Sbk1-flox Mouse

SBK1, or SH3 domain binding kinase 1, is a serine/threonine kinase belonging to the new kinase family (NFK). It has been implicated in multiple biological processes such as memory formation, lipid metabolism, and cancer cell progression [1,2,3]. In lipid metabolism, it may be involved in pathways related to hepatic lipid handling and insulin sensitivity, potentially through the Nur77-FGF21 pathway [2].

In mouse models, liver-specific SBK1 knockout (Lsko) mice showed more severe hepatosteatosis, higher expression of genes in fatty acid (FA) uptake and lipogenesis, hyperglycemia, poor systemic glucose tolerance, and lower insulin sensitivity when fed a high-fat diet (HFD) compared to control mice. This indicates that SBK1 plays a protective role against hepatic steatosis and insulin resistance in the context of obesity [2]. In cervical cancer cell models, SBK1 knockdown suppressed the proliferative, migratory, and invasive capacities of cells and enhanced apoptosis, while over-expression led to the opposite effects, suggesting its role in cervical tumorigenesis via activating the Wnt/β-catenin and Raf/ERK1/2 pathways [4].

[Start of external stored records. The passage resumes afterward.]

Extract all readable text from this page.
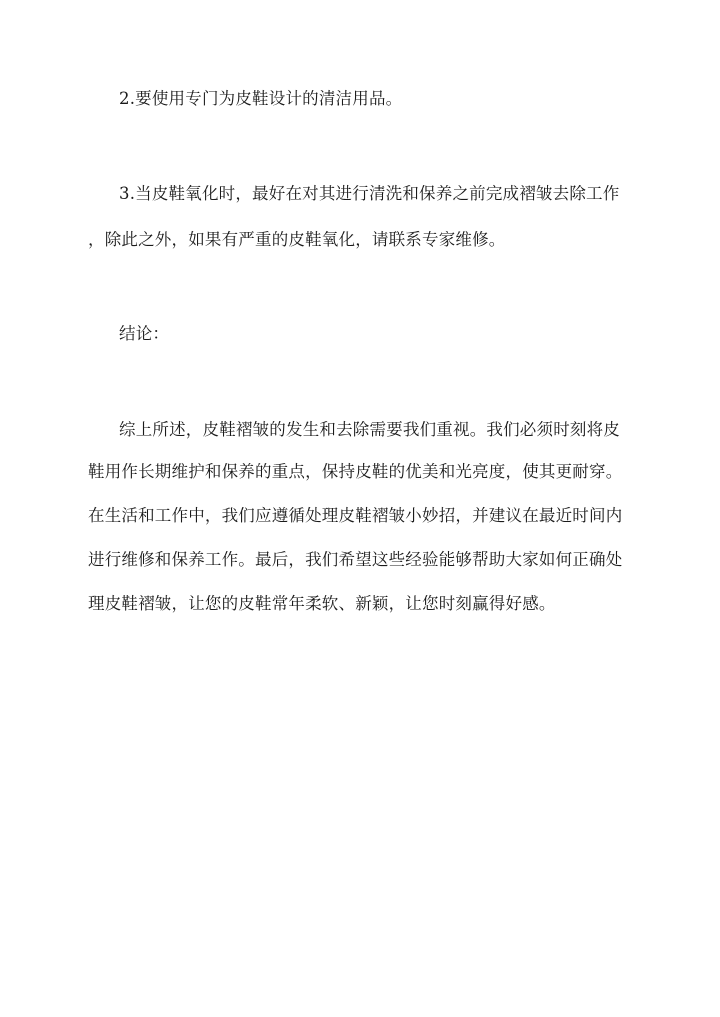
2.要使用专门为皮鞋设计的清洁用品。
3.当皮鞋氧化时，最好在对其进行清洗和保养之前完成褶皱去除工作
，除此之外，如果有严重的皮鞋氧化，请联系专家维修。
结论：
综上所述，皮鞋褶皱的发生和去除需要我们重视。我们必须时刻将皮
鞋用作长期维护和保养的重点，保持皮鞋的优美和光亮度，使其更耐穿。
在生活和工作中，我们应遵循处理皮鞋褶皱小妙招，并建议在最近时间内
进行维修和保养工作。最后，我们希望这些经验能够帮助大家如何正确处
理皮鞋褶皱，让您的皮鞋常年柔软、新颖，让您时刻赢得好感。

In conclusion, SBK1 is a multifunctional kinase. Its role in lipid metabolism and cancer progression has been demonstrated through model-based research, especially mouse knockout models. These models have provided insights into its function in hepatic steatosis, insulin resistance, and cervical cancer, which may contribute to understanding the underlying mechanisms of these diseases and potentially lead to new therapeutic strategies.